We reject petitioner's suggestion that this case be consolidated with the docket filed by the four limited partners. Such a consolidation would essentially allow petitioner to vitiate the statutory jurisdictional requirements and confer jurisdiction on the Court*509 where a valid petition is not filed during the section 6226 time limits.

Accordingly, because petitioner's attempt to designate Jahnke as TMP was unsuccessful, we are disposed to allow petitioner an additional 60 days to come forward with the name of an individual who is willing to serve as TMP and ratify the invalid petition in this case. See Montana Sapphire Associates v. Commissioner, 95 T.C. 477">95 T.C. 477, 483-484 (1990). Jahnke is ineligible to serve as TMP because his partnership items have been converted to nonpartnership items.

An appropriate order will be issued.


Footnotes

  • 1. Unless otherwise indicated, section references are to the Internal Revenue Code as in effect for the taxable years in issue. Rule references are to the Tax Court Rules of Practice and Procedure.
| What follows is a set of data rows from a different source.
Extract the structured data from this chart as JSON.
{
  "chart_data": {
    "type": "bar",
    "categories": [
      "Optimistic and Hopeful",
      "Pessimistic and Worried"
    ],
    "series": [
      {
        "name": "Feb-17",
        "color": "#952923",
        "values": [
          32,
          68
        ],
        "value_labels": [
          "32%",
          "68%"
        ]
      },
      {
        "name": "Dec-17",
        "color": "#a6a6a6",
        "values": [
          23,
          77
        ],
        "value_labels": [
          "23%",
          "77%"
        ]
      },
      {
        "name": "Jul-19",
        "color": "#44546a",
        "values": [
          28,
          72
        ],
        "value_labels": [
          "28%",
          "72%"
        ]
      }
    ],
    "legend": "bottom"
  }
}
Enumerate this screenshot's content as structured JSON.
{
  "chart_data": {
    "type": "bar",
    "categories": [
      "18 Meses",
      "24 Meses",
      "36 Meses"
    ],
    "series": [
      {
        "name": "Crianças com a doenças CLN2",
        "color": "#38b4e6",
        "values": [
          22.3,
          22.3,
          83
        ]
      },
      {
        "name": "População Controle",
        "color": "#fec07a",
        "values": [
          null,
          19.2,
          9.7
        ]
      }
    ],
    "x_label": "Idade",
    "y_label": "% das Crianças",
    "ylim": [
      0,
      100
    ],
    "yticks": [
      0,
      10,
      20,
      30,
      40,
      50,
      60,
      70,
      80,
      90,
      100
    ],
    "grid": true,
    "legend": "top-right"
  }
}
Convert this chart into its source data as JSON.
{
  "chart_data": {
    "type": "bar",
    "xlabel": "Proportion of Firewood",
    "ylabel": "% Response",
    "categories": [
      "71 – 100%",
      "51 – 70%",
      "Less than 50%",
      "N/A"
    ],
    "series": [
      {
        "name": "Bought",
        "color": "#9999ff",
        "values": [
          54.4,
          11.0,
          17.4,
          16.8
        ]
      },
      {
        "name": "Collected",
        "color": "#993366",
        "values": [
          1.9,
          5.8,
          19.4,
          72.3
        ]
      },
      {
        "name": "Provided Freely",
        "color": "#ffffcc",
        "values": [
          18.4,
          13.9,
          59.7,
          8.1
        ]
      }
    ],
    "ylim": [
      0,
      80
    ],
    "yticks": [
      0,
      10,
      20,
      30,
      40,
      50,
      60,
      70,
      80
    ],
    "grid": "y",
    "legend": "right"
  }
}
  • 2. Mo. Ann. Stat. sec. 351.525 (Vernon 1991) provides in pertinent part:

    the directors and officers in office when the forfeiture occurs shall be the trustees of the corporation, * * * and the trustees as such shall have power to sue for and recover the debts and property due the corporation, describing it by its corporate name, and may be sued as such; and the trustees shall be jointly and severally responsible to the creditors and shareholders of the corporation to the extent of its property and effects that shall have come into their hands.

  • 3. These four limited partners have filed a petition in a companion case involving later years presently pending before the Court as partners other than tax matters partner.

  • 4. Respondent was not aware of the issuance date of the notice pertaining to 1982 and 1983; however, in his motion to dismiss, respondent stated that the 1984 notice was issued on October 14, 1988.